Все это наводит подростков на мысли, которые в потоке умиления преодоленными трудностями и заслуженной наградой в виде стиральной машины и отдельной квартиры не приходят в голову рассказчикам: тридцать лет надо было так жить, чтобы „выслужить“ у государства право на более или менее нормальные бытовые условия?! „Даже представить себе страшно, сколько лет бабушка (и ей подобные) жила в холодных, продуваемых стенах, разделывала дрова и носила воду с улицы. И это в „лучшей“ стране, где партийная идеология воспевает заботу о человеке“ (Андрей Меньшенин, г. Мончегорск, Мурманская область. „Поколение 30-х как „фундамент“ нашего общества (на примере жизни моей бабушки)“)!
Все это — и ничем не умеряемый произвол государства, и нищета, беспомощность, бесправие советского человека (не советского человека вообще, а моей родной бабушки, мамы, брата деда и так далее) — требовало объяснения хотя бы по законам жанра: еще в мои школьные годы план любого сочинения обязательно включал в себя последнюю главку с выводами, тем более этого требовал жанр научного исследования. А поскольку никакого объяснения они „не проходили“, его нет не только в учебниках, но и в прочих умных книжках, подростки начинают задавать очень неудобные для власти вопросы. „Кому и зачем нужно было массовое уничтожение невинных людей, семей?“ (Людмила Пушкина, г. Котлас. Архангельская область. „Мои размышления при прочтении книги „Котлас — очерки истории“). Зачем государство упорно продавало хлеб за границу, когда в Поволжье от голода съели всех собак, кошек и начали есть трупы? Почему надо было уже после войны сажать голодающих крестьян „за колоски“, которые и так гибли? За что гибли мальчики, отстаивая голый, никому не нужный островок на границе с Китаем, гибли в Афганистане, гибли и продолжают гибнуть в Чечне? Почему там до сих пор гибнут мирные люди, старики, женщины и дети, которые к тому же считаются гражданами нашей страны и, следовательно, подлежат государственной защите? Почему никто из взрослых — ни случайные прохожие, ни милиционер — не остановили детей, игравших в „войну“ на заброшенном, изуродованном еврейском кладбище?

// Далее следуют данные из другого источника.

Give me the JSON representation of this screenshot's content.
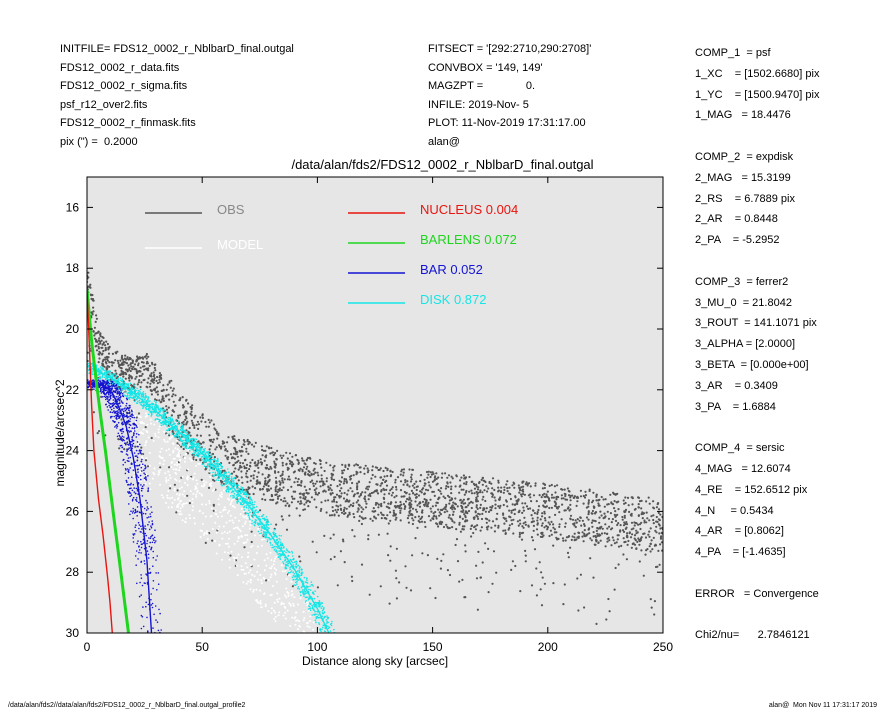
{
  "header_left": [
    "INITFILE= FDS12_0002_r_NblbarD_final.outgal",
    "FDS12_0002_r_data.fits",
    "FDS12_0002_r_sigma.fits",
    "psf_r12_over2.fits",
    "FDS12_0002_r_finmask.fits",
    "pix (\") =  0.2000"
  ],
  "header_mid": [
    "FITSECT = '[292:2710,290:2708]'",
    "CONVBOX = '149, 149'",
    "MAGZPT =              0.",
    "INFILE: 2019-Nov- 5",
    "PLOT: 11-Nov-2019 17:31:17.00",
    "alan@"
  ],
  "params": [
    "COMP_1  = psf",
    "1_XC    = [1502.6680] pix",
    "1_YC    = [1500.9470] pix",
    "1_MAG   = 18.4476",
    "",
    "COMP_2  = expdisk",
    "2_MAG   = 15.3199",
    "2_RS    = 6.7889 pix",
    "2_AR    = 0.8448",
    "2_PA    = -5.2952",
    "",
    "COMP_3  = ferrer2",
    "3_MU_0  = 21.8042",
    "3_ROUT  = 141.1071 pix",
    "3_ALPHA = [2.0000]",
    "3_BETA  = [0.000e+00]",
    "3_AR    = 0.3409",
    "3_PA    = 1.6884",
    "",
    "COMP_4  = sersic",
    "4_MAG   = 12.6074",
    "4_RE    = 152.6512 pix",
    "4_N     = 0.5434",
    "4_AR    = [0.8062]",
    "4_PA    = [-1.4635]",
    "",
    "ERROR   = Convergence",
    "",
    "Chi2/nu=      2.7846121"
  ],
  "footer_left": "/data/alan/fds2//data/alan/fds2/FDS12_0002_r_NblbarD_final.outgal_profile2",
  "footer_right": "alan@  Mon Nov 11 17:31:17 2019",
  "chart_data": {
    "type": "scatter",
    "title": "/data/alan/fds2/FDS12_0002_r_NblbarD_final.outgal",
    "xlabel": "Distance along sky [arcsec]",
    "ylabel": "magnitude/arcsec^2",
    "xlim": [
      0,
      250
    ],
    "ylim": [
      30,
      15
    ],
    "y_inverted": true,
    "xticks": [
      0,
      50,
      100,
      150,
      200,
      250
    ],
    "yticks": [
      16,
      18,
      20,
      22,
      24,
      26,
      28,
      30
    ],
    "background": "#e6e6e6",
    "legend_placement": "top",
    "legend": [
      {
        "label": "OBS",
        "color": "#555555"
      },
      {
        "label": "MODEL",
        "color": "#ffffff"
      },
      {
        "label": "NUCLEUS  0.004",
        "color": "#e8140f"
      },
      {
        "label": "BARLENS  0.072",
        "color": "#1ed61e"
      },
      {
        "label": "BAR  0.052",
        "color": "#1414d2"
      },
      {
        "label": "DISK  0.872",
        "color": "#14e6e6"
      }
    ],
    "series": [
      {
        "name": "NUCLEUS",
        "color": "#e8140f",
        "x": [
          0,
          1,
          2,
          3,
          5,
          7,
          9,
          10,
          11
        ],
        "y": [
          18.7,
          20.5,
          22.5,
          24.0,
          25.6,
          26.8,
          28.2,
          29.0,
          30.0
        ]
      },
      {
        "name": "BARLENS",
        "color": "#1ed61e",
        "x": [
          0,
          2,
          4,
          6,
          8,
          10,
          12,
          14,
          16,
          18
        ],
        "y": [
          18.7,
          20.4,
          21.7,
          22.9,
          24.0,
          25.2,
          26.4,
          27.6,
          28.8,
          30.0
        ]
      },
      {
        "name": "BAR",
        "color": "#1414d2",
        "x": [
          2,
          5,
          8,
          11,
          14,
          17,
          20,
          23,
          26,
          28
        ],
        "y": [
          21.8,
          21.8,
          21.9,
          22.1,
          22.6,
          23.2,
          24.2,
          25.6,
          27.6,
          30.0
        ]
      },
      {
        "name": "DISK",
        "color": "#14e6e6",
        "x": [
          0,
          10,
          20,
          30,
          40,
          50,
          60,
          70,
          80,
          90,
          100,
          105
        ],
        "y": [
          21.2,
          21.6,
          22.1,
          22.7,
          23.4,
          24.1,
          24.9,
          25.8,
          26.8,
          27.9,
          29.2,
          30.0
        ]
      },
      {
        "name": "OBS",
        "color": "#555555",
        "x": [
          0,
          5,
          10,
          20,
          25,
          30,
          40,
          60,
          80,
          100,
          150,
          200,
          250
        ],
        "y": [
          18.5,
          20.5,
          21.2,
          21.6,
          21.2,
          21.8,
          23.0,
          24.3,
          24.8,
          25.2,
          25.6,
          26.0,
          26.5
        ]
      }
    ]
  }
}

Научные руководители юных историков, чаще всего их же учителя, не могут им помочь все по той же причине: они могли бы выступить посредниками между подростками и ответившей на все вопросы, создавшей теорию и давшей внятные объяснения общественной наукой, но такой науки у нас нет.
Даже если исключить вопросы о событиях последнего десятилетия, остальные тоже неприятны власти, потому что она, власть, до сих пор так и не собралась на них ответить, без чего невозможно дистанцироваться от всех „преступлений перед человечностью“ (совершенно определенная квалификация, под которую многое, рассказанное и записанное старшеклассниками, как раз и подходит), совершенных советским режимом.
Итак, перед нами две картины недавнего прошлого: одна продиктована нежеланием вспоминать о плохом, проникнута патриотическим, как теперь принято это квалифицировать, желанием гордиться своим отечеством и для этого слегка подретушировать историю. Другая — хранящаяся под пленкой повседневности, привычно укрытая от чужих глаз как что- то не только тяжкое, выбивающее из колеи, но и стыдное, подлежащее скрытию.
Социологи тревожатся: коллективная память на наших глазах фальсифицируется, воспоминания о коллективизации, репрессиях, цене войны, нищете, унижениях, беззащитности и бесправности могут раствориться в ближайших поколениях, не оставив следа и тем самым сделав возможным повторение — пусть в ином виде, иной форме, но того же социального и культурного содержания.
Вся сложность идеологического и интеллектуального климата в стране сегодня состоит, пожалуй, не столько в умонастроениях и трусости мысли власти, сколько в умонастроениях и трусости мысли всех остальных граждан. Л. Гудков пишет о двойственности восприятия, о конфликте ценностей в душе простого постсоветского человека: хочется гордиться своим прошлым, а не стыдиться его — „маленького человека“ явно поднимает в собственных глазах принадлежность к великой державе, а не молчаливое содействие преступному режиму.